Why? There are many reasons that affect different people in different ways, but here are my main reasons:

  1. Meat tastes good – This is something that is pretty much ignored in these books and documentaries, but it’s just plain true. Yes, a McDonald’s hamburger is pretty gross, and anything that is a “nugget” is downright repulsive. But a medium rare steak from a choice piece of meat? Well cooked BBQ (preferably from the Carolinas, but I’ll settle for any well cooked BBQ as long as it’s pork [sorry, Texas, but that’s not BBQ])? A perfectly cooked pork chop? A masterfully made burger? Fried chicken from a Southern kitchen? These are truly delicious meals, and I am loathe to give them up entirely.
  2. Southern food culture requires meat – I didn’t come from rural China or an island nation in the Pacific. I came from North Carolina and a mother who is a truly exceptional Southern cook. I know a lot of people think their mothers are great cooks, but most of you are wrong. In most cases, your mothers were good cooks. My mom is a great one. Most of my fondest childhood memories revolve around her food, but it wasn’t until much later in life that I realized how bad for me they were. Even though my mom now understands the health benefits of eating less meat, she is still suspicious of things like “baby bok choy” and “not having gravy.” These things are hard to let go.
  3. Eating well is expensive – Sad, but true. Eating foods that are good for you is far more expensive than eating foods that are bad for you. There are many reasons for this, and a lot of them are poltical, and the whiskey is going to keep me from broaching those reasons. But a cheeseburger at McDonald’s costs less than a head of lettuce, and that is just crazy. Now, eating well likely saves you money in the long run when compared with the healthcare costs associated with poor eating habits, but that’s difficult to see in your paycheck twice per month.
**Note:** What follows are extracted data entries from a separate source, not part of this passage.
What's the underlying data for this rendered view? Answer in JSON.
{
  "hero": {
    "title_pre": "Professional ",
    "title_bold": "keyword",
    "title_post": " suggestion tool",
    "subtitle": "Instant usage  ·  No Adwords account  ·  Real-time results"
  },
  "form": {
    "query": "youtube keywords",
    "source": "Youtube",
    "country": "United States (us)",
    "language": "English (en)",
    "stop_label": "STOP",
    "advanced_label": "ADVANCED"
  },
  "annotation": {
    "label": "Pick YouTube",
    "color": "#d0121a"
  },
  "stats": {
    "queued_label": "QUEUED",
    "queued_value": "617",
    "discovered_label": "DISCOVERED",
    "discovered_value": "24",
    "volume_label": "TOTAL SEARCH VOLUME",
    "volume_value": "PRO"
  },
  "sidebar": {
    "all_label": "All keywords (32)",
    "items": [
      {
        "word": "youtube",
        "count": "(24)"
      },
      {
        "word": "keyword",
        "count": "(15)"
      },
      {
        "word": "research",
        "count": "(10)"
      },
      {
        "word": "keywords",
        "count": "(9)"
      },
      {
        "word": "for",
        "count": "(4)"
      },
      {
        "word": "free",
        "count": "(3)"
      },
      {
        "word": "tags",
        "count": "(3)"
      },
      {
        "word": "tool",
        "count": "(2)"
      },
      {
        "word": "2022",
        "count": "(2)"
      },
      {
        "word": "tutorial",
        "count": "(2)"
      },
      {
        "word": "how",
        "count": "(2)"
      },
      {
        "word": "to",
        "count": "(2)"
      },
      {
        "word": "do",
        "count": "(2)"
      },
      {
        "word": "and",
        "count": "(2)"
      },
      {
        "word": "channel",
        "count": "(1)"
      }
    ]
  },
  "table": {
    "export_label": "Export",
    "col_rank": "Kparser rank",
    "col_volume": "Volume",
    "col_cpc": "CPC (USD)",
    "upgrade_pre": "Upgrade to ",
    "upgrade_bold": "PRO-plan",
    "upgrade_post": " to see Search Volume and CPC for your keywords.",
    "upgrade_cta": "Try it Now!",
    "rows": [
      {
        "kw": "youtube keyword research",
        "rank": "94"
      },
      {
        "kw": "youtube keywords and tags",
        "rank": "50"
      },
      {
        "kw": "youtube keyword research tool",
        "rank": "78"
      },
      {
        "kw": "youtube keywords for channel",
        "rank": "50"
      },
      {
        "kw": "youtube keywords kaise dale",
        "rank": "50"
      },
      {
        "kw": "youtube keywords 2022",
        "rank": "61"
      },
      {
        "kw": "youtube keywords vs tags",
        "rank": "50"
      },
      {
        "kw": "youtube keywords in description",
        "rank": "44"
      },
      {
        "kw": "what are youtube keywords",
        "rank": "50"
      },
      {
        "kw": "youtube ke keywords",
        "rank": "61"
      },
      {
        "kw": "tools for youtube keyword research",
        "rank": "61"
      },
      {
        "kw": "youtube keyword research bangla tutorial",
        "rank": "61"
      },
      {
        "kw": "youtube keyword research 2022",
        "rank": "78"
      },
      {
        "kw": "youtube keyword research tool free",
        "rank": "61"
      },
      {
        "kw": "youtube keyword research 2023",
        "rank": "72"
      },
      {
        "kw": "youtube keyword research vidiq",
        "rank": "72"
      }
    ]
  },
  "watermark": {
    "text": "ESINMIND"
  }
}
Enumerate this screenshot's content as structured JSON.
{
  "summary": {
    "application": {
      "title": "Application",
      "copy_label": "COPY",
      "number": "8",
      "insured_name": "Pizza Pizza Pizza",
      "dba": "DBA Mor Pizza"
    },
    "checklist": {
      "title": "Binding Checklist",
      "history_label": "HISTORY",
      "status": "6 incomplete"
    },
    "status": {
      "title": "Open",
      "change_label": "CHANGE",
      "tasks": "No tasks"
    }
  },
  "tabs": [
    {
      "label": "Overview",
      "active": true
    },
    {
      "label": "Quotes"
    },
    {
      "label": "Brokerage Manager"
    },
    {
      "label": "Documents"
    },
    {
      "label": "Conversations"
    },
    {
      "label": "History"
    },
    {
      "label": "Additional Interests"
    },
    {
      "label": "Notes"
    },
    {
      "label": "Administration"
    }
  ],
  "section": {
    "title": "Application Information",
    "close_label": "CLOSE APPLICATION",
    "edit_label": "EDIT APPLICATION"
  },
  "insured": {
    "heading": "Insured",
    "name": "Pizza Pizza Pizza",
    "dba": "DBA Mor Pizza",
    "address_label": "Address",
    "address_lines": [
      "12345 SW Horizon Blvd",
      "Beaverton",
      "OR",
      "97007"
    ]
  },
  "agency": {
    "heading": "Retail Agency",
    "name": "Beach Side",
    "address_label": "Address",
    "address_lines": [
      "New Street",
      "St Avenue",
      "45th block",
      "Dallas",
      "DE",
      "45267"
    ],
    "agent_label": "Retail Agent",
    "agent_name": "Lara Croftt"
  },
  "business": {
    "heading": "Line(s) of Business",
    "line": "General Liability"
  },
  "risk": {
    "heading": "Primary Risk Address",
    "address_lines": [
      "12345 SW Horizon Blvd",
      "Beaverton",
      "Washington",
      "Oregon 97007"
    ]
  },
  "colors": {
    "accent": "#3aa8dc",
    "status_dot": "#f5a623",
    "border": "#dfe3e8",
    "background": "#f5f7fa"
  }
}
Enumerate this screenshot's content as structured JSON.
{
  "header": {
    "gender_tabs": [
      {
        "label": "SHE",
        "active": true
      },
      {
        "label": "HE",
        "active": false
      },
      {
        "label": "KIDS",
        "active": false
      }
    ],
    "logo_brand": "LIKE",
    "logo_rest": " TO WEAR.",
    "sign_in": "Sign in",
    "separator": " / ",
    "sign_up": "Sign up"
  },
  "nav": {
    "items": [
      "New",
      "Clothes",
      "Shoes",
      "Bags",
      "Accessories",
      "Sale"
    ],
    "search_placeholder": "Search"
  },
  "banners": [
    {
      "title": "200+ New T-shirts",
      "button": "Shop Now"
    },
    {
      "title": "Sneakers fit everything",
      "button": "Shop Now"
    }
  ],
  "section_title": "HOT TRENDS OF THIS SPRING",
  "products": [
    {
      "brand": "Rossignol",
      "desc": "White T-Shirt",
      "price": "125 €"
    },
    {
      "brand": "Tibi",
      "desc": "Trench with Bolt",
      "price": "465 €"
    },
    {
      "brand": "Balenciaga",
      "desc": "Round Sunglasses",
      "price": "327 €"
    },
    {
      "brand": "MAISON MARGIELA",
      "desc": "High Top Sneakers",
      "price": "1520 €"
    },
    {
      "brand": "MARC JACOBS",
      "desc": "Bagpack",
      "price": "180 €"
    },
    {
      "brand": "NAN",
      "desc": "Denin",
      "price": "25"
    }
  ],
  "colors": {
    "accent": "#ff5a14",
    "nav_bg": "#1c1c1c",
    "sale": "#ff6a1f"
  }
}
  4. Eating well takes more effort – Frozen and canned foods are easy to prepare. Fresh foods require washing, chopping and longer cook times. Tonight, in order to eat “healthy,” I had a Caesar salad (I tore up Romaine lettuce with my hands, added Parmesan cheese, croutons and store bought Caesar dressing) and a bowl of popcorn. That was my best effort after working a full day and commuting for just over two hours total. You know what would have been easier? Thai takeout. Wendy’s. Pretty much anything on my way home, and most of it wouldn’t have cost me much more than that salad and popcorn.
So what’s the point here? The point is, I want to eat better. But I am fighting my tastes, my culture, my wallet and my time constraints to do it, and at least up until now, I have often given in to one of these (legitimate) excuses. Eating well in America is really hard to do, even for someone that has every advantage. I make enough money to eat well, I am childless, and I’m married to a wonderful woman with a fairly flexible schedule. Yes, I commute an hour each way right now, but I also work from home two days per week. I grew up in an unhealthy (but delicious) food culture, but I imagine most of America had a similar experience. In short, I have every advantage necessary to change my eating habits, yet I find it supremely difficult to do.

As I look around, I can see that I’m not alone in this struggle. Most of us know that being healthy is pretty simple. Eat a mostly whole foods, plant based diet and exercise a little. That is essentially every effective diet and exercise program on the market. And yet that simple advice is so incredibly difficult to follow. I wish there were more honest discussion in the mainstream about this struggle. There are plenty of folks that want to tell you what you should do, and there are also a lot of folks that want to tell you about how simple it is to make the changes they’ve made in order to be healthy. But simple and easy are not the same thing, and I wish there was more dialogue about the ongoing struggle required to make these changes. Personally, I know what I should do, and I know the benefits of doing it. I also know the costs of not doing it. But those facts don’t make the change easier, and everyone seems to ignore that.